The Fahrrad Panzerattrappe model is here
After the end of the First World War, Germany had to sign the Treaty of Versailles which prohibited it, among other things, from owning combat tanks. Only 150 machine guns for the police and 105 unarmed armored personnel carriers were authorized. The German strategic thinking was that Germany had lost the war because of the lack of tanks, so the German strategists, like the Englishman Fuller, thought of the future German army as mechanized and motorized to the maximum, it was therefore necessary to train in the art of mobile warfare but without armored vehicles. In Germany, the proponent of this approach was Major Guderian.
Before he was accepted into the Reichswehr after the First World War , he served for several months as a general staff officer in the so-called Iron Division, a Freikorps fighting Russian-Bolshevik troops in the Baltic States. In the Reichswehr he was initially deployed as a company Commander in Jäger Battalion 10. After working for three years as a teacher of tactics and military history at the officers’ school in Stettin, he switched to the Verkehrstruppen (Traffic troops).
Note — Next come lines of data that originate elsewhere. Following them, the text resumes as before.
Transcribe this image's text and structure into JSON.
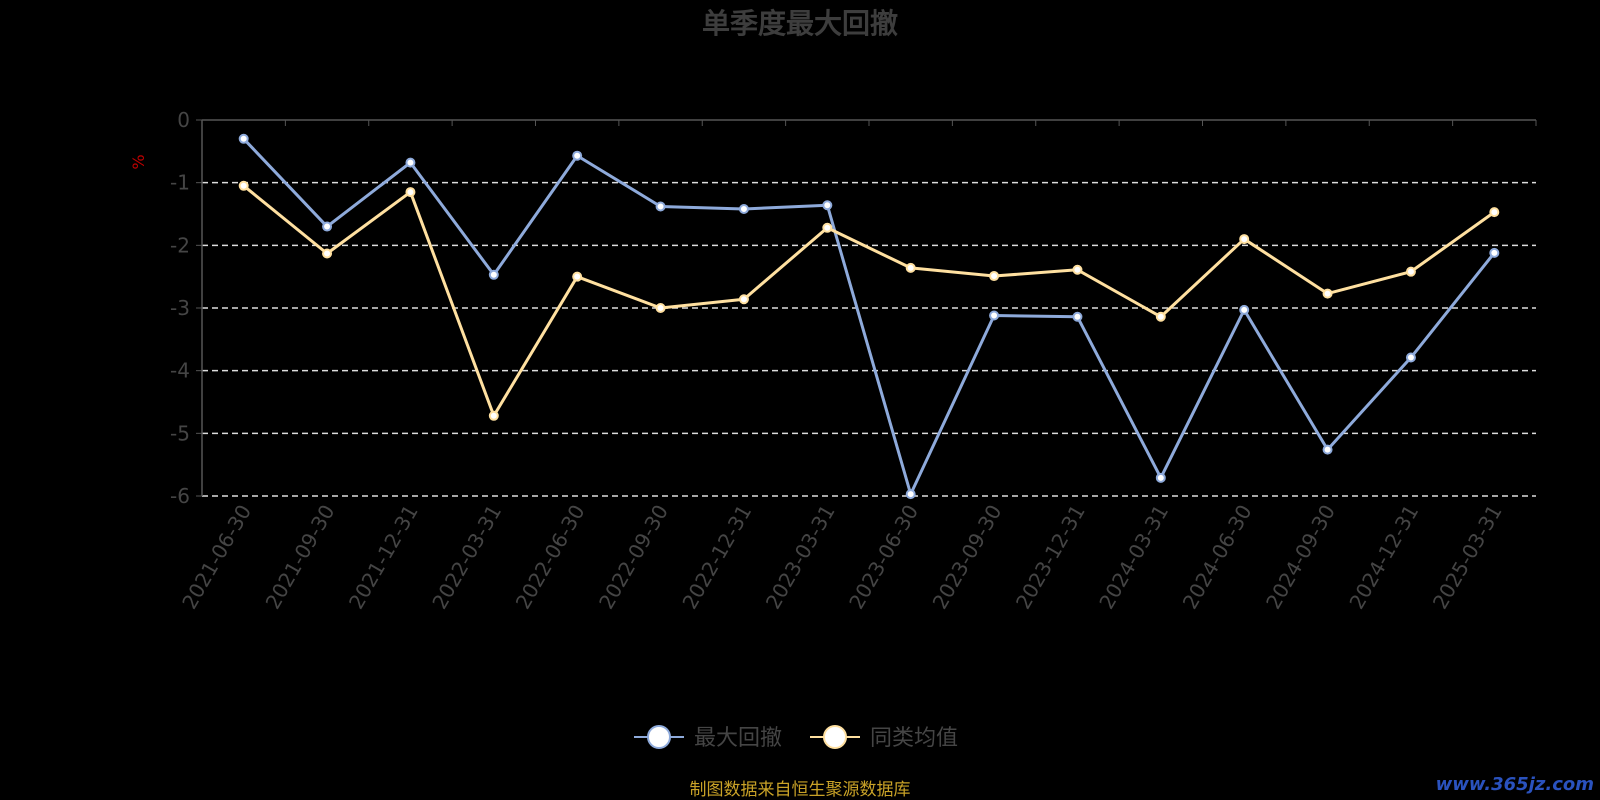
{
  "chart_data": {
    "type": "line",
    "title": "单季度最大回撤",
    "ylabel": "%",
    "xlabel": "",
    "ylim": [
      -6,
      0
    ],
    "yticks": [
      0,
      -1,
      -2,
      -3,
      -4,
      -5,
      -6
    ],
    "grid": true,
    "legend_position": "bottom-center",
    "categories": [
      "2021-06-30",
      "2021-09-30",
      "2021-12-31",
      "2022-03-31",
      "2022-06-30",
      "2022-09-30",
      "2022-12-31",
      "2023-03-31",
      "2023-06-30",
      "2023-09-30",
      "2023-12-31",
      "2024-03-31",
      "2024-06-30",
      "2024-09-30",
      "2024-12-31",
      "2025-03-31"
    ],
    "series": [
      {
        "name": "最大回撤",
        "color": "#8eaadb",
        "values": [
          -0.3,
          -1.7,
          -0.68,
          -2.47,
          -0.57,
          -1.38,
          -1.42,
          -1.36,
          -5.97,
          -3.12,
          -3.14,
          -5.71,
          -3.03,
          -5.26,
          -3.79,
          -2.12
        ]
      },
      {
        "name": "同类均值",
        "color": "#ffe0a0",
        "values": [
          -1.05,
          -2.13,
          -1.15,
          -4.72,
          -2.5,
          -3.0,
          -2.86,
          -1.72,
          -2.36,
          -2.49,
          -2.39,
          -3.14,
          -1.9,
          -2.77,
          -2.42,
          -1.47
        ]
      }
    ]
  },
  "source_note": "制图数据来自恒生聚源数据库",
  "watermark": "www.365jz.com",
  "colors": {
    "background": "#000000",
    "axis": "#555555",
    "grid": "#dddddd"
  }
}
In 1927, Guderian was promoted to Major and appointed Commander of theTruppenamtes für Heerestransport (Troops Office for Army Transport and Ausbilder für Taktik motorisierter Transportverbände (instructor in tactics for motorized transport formations) in Berlin. In this capacity, he has already collected material for tank tactics and visited tank units in other countries. Upon his arrival in this position, he made every effort to promote the training of motorized formations in every way possible. On a practical level, the lack of tanks made it necessary to turn to other solutions, while ensuring the allied control commissions. From a financial point of view, it was cheaper to use converted civilian vehicles than to manufacture special vehicles. This therefore led the German army to use different vehicles, all atypical.
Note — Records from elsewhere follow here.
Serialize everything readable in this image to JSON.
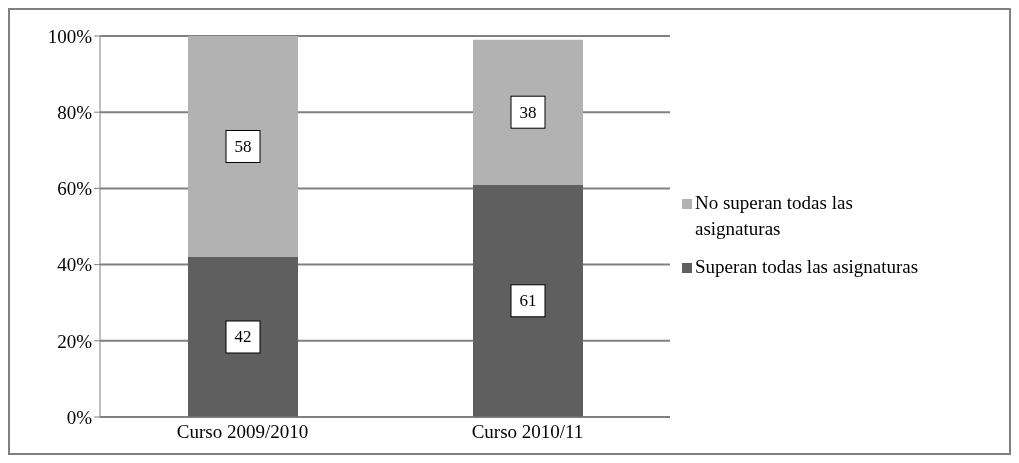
{
  "chart_data": {
    "type": "bar",
    "stacked": true,
    "categories": [
      "Curso 2009/2010",
      "Curso 2010/11"
    ],
    "series": [
      {
        "name": "Superan todas las asignaturas",
        "color": "#5f5f5f",
        "values": [
          42,
          61
        ]
      },
      {
        "name": "No superan todas las asignaturas",
        "color": "#b2b2b2",
        "values": [
          58,
          38
        ]
      }
    ],
    "ylim": [
      0,
      100
    ],
    "yticks": [
      {
        "value": 0,
        "label": "0%"
      },
      {
        "value": 20,
        "label": "20%"
      },
      {
        "value": 40,
        "label": "40%"
      },
      {
        "value": 60,
        "label": "60%"
      },
      {
        "value": 80,
        "label": "80%"
      },
      {
        "value": 100,
        "label": "100%"
      }
    ],
    "grid": "y",
    "legend": "right",
    "data_labels": true
  }
}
Among all the Reichswehr Attrappen vehicles, those mounted on tricycles (fahrrad = bicycle) were among the first used (1925) with the Hanomag and the Dixi. There were two versions, one in canvas and the other in cardboard or plywood with a few differences that can be noted. These « vehicles » were therefore based on a metal frame resting on three bicycle wheels, all covered with tissue or carboard. They were non-motorized but pushed by two or three men. There was no crankset at all, no brakes, no bike handlebar and the front wheel was fixed so something very basic. To imagine a tank, a pseudo-turret and pseudo-tracks were added. The tracks could be dismantled and put on the ground, resting on small devices that can be seen on photos. These vehicles were rather improvised vehicles. As soon as Guderian arrived in command, he reorganized all this by setting up advantageous contracts with car manufacturers to obtain real vehicles.The first were the Hanomag Kommissbrot and the dixi, as these entered service the Fahrrad panzerattrappen were withdrawn and destroyed.